Ordered that the order and judgment is modified, on the law and as a matter of discretion, by deleting therefrom the provi*854sions awarding the petitioner $45,000 in counsel fees and $2,310.03 in costs and disbursements awarded to the appellant on a prior appeal and substituting therefor a provision awarding the petitioner $25,000 in counsel fees; as so modified, the order and judgment is affirmed, without costs or disbursements.
EDPL 701 “requires two determinations: first, whether the award is ‘substantially in excess of the amount of the condemnor’s proof’ and second, whether the court deems the award necessary ‘for the condemnee to achieve just and adequate compensation’ ” (Hakes v State of New York, 81 NY2d 392, 397 [1993]). When both tests are satisfied, the court, in its discretion, may award reasonable fees (see Hakes v State of New York, supra). The appellant Incorporated Village of Hempstead concedes that the condemnation award was substantially in excess of the amount of the condemnor’s proof and therefore that the first prong of the test was satisfied.

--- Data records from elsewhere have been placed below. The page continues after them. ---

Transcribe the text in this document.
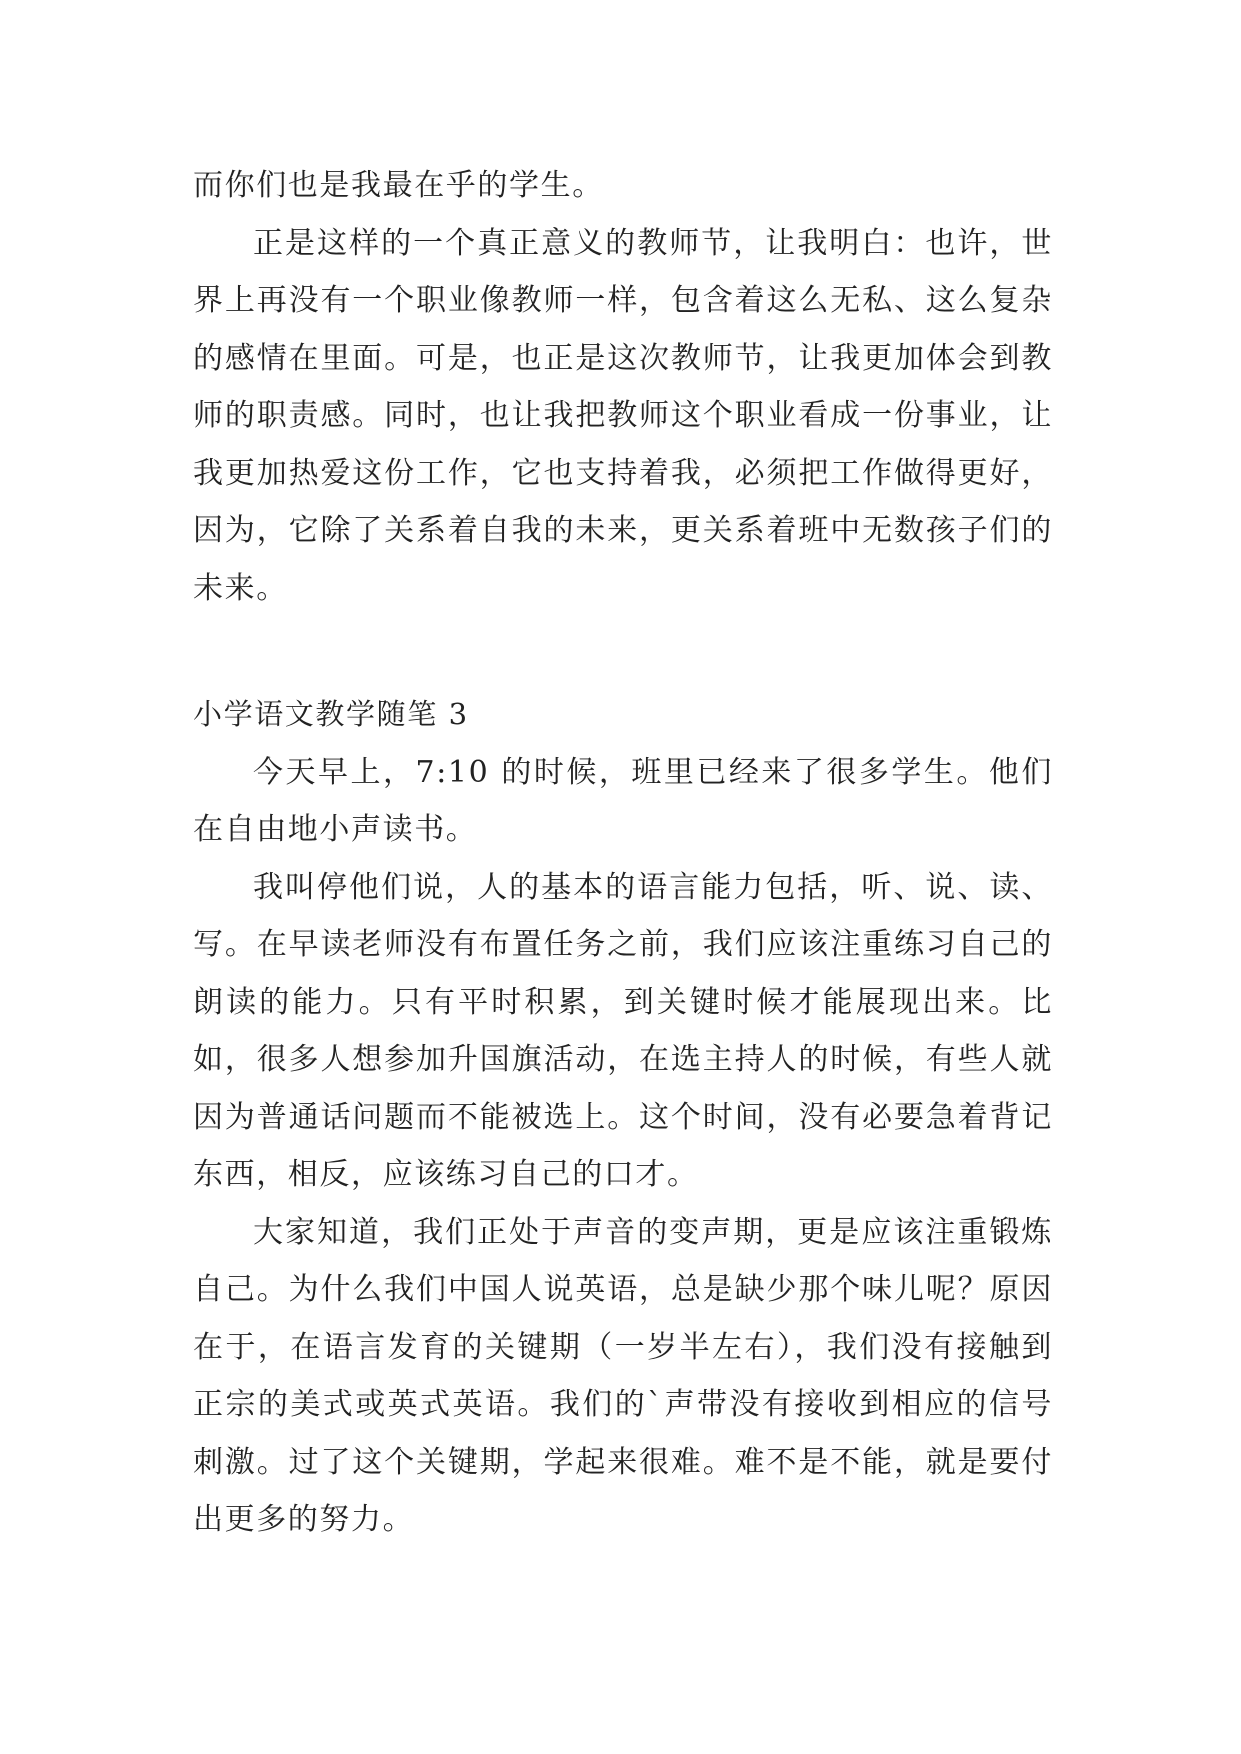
而你们也是我最在乎的学生。

正是这样的一个真正意义的教师节，让我明白：也许，世界上再没有一个职业像教师一样，包含着这么无私、这么复杂的感情在里面。可是，也正是这次教师节，让我更加体会到教师的职责感。同时，也让我把教师这个职业看成一份事业，让我更加热爱这份工作，它也支持着我，必须把工作做得更好，因为，它除了关系着自我的未来，更关系着班中无数孩子们的未来。

小学语文教学随笔 3

今天早上，7:10 的时候，班里已经来了很多学生。他们在自由地小声读书。

我叫停他们说，人的基本的语言能力包括，听、说、读、写。在早读老师没有布置任务之前，我们应该注重练习自己的朗读的能力。只有平时积累，到关键时候才能展现出来。比如，很多人想参加升国旗活动，在选主持人的时候，有些人就因为普通话问题而不能被选上。这个时间，没有必要急着背记东西，相反，应该练习自己的口才。

大家知道，我们正处于声音的变声期，更是应该注重锻炼自己。为什么我们中国人说英语，总是缺少那个味儿呢？原因在于，在语言发育的关键期（一岁半左右），我们没有接触到正宗的美式或英式英语。我们的`声带没有接收到相应的信号刺激。过了这个关键期，学起来很难。难不是不能，就是要付出更多的努力。
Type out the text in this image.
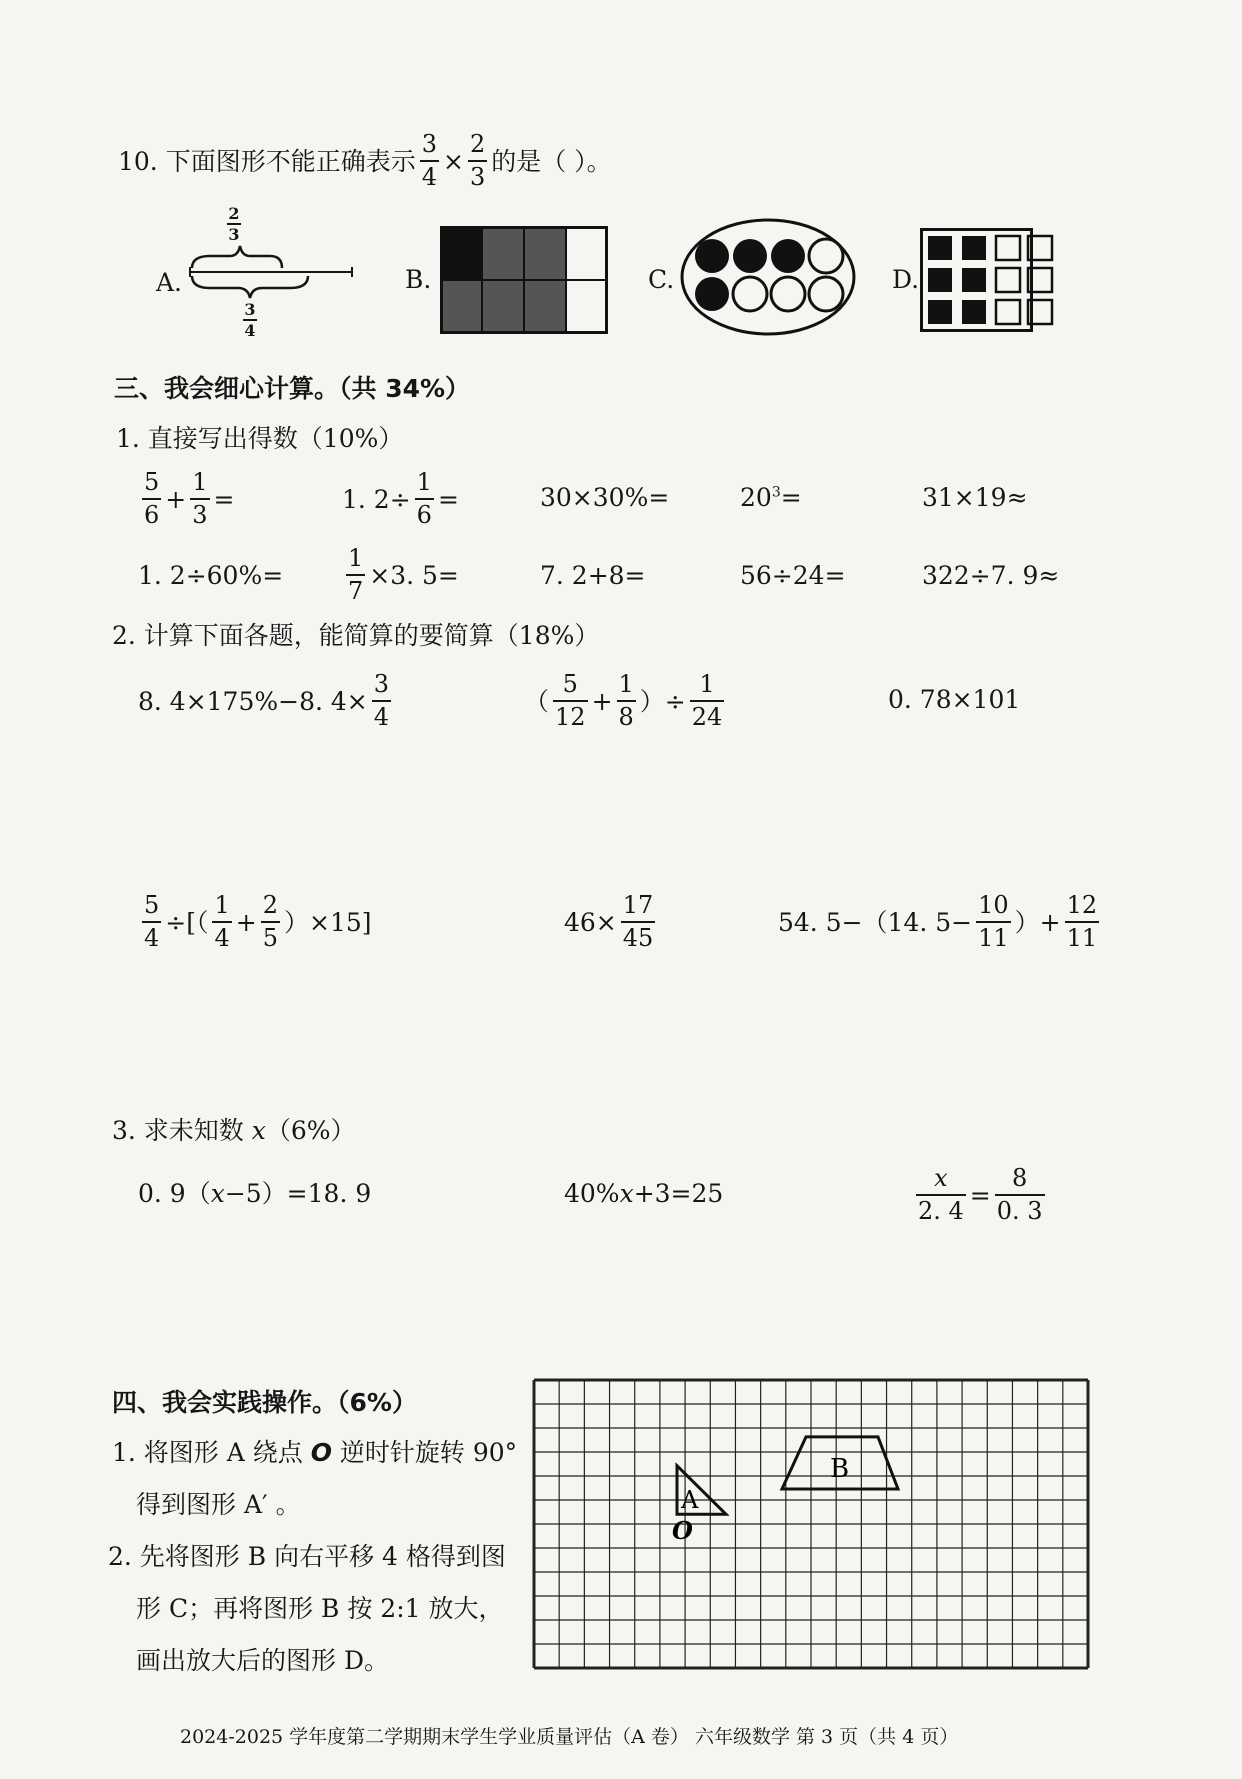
10. 下面图形不能正确表示 $\frac{3}{4} \times \frac{2}{3}$ 的是（ ）。
A.
2
3
3
4
B.	C.	D.
三、我会细心计算。（共 34%）
1. 直接写出得数（10%）
$\frac{5}{6} + \frac{1}{3}$ =	1. $2\div \frac{1}{6}$ =	30×30%=	$20^3=$	31×19≈
1. 2÷60%=	$\frac{1}{7} \times 3$. 5=	7. 2+8=	56÷24=	322÷7. 9≈
2. 计算下面各题，能简算的要简算（18%）
8. 4×175%−8. $4\times \frac{3}{4}$	（ $\frac{5}{12} + \frac{1}{8}$ ）÷ $\frac{1}{24}$	0. 78×101
$\frac{5}{4}$ ÷[（ $\frac{1}{4} + \frac{2}{5} )\times 15$]	$46\times \frac{17}{45}$	54. 5−（14. $5- \frac{10}{11}$ ）+ $\frac{12}{11}$
3. 求未知数 x（6%）
0. 9（x−5）=18. 9	40%x+3=25	$\frac{x}{2. 4} = \frac{8}{0. 3}$
四、我会实践操作。（6%）
1. 将图形 A 绕点 O 逆时针旋转 90°
得到图形 A′ 。
2. 先将图形 B 向右平移 4 格得到图
形 C；再将图形 B 按 2:1 放大，
画出放大后的图形 D。
A
B
O
2024-2025 学年度第二学期期末学生学业质量评估（A 卷） 六年级数学 第 3 页（共 4 页）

On a prior appeal to this Court in this proceeding, this Court awarded the Village costs and disbursements payable by the petitioner (see Matter of Shakespeare Co. v Incorporated Vil. of Hempstead, 275 AD2d 370 [2000]). Those costs and disbursements amount to $2,310.03. So much of the order and judgment appealed from as awards the petitioner that sum is contrary to the prior decision and order of this Court and must be set aside.
With respect to counsel fees, the petitioner’s attorney acknowledged that there was “a retainer agreement entered into at the outset of this proceedings,” but did not provide a copy of the agreement or its terms other than to state that “[t]he agreed upon fee . . . is $45,000.” The record in this case is insufficient to award the full $45,000 demanded. We further note that while the appellant substantially undervalued the property, the petitioner’s appraiser substantially overvalued the property. Under the circumstances of this case, an award of $25,000 in counsel fees is reasonable (see Matter of City of Yonkers v Celwyn Co., 221 AD2d 437 [1995]; Matter of Town of Islip v Sikora, 220 AD2d 434 [1995]; Frishro Enters. v State of New York, 145 Misc 2d 397 [1989]).
We affirm so much of the order and judgment as awarded appraisal fees of $8,750, since there is no basis in the record to set aside the award (see Matter of New York Convention Ctr. Dev. Corp., 234 AD2d 167, 168 [1996]). Altman, J.P., Krausman, Goldstein and Mastro, JJ., concur.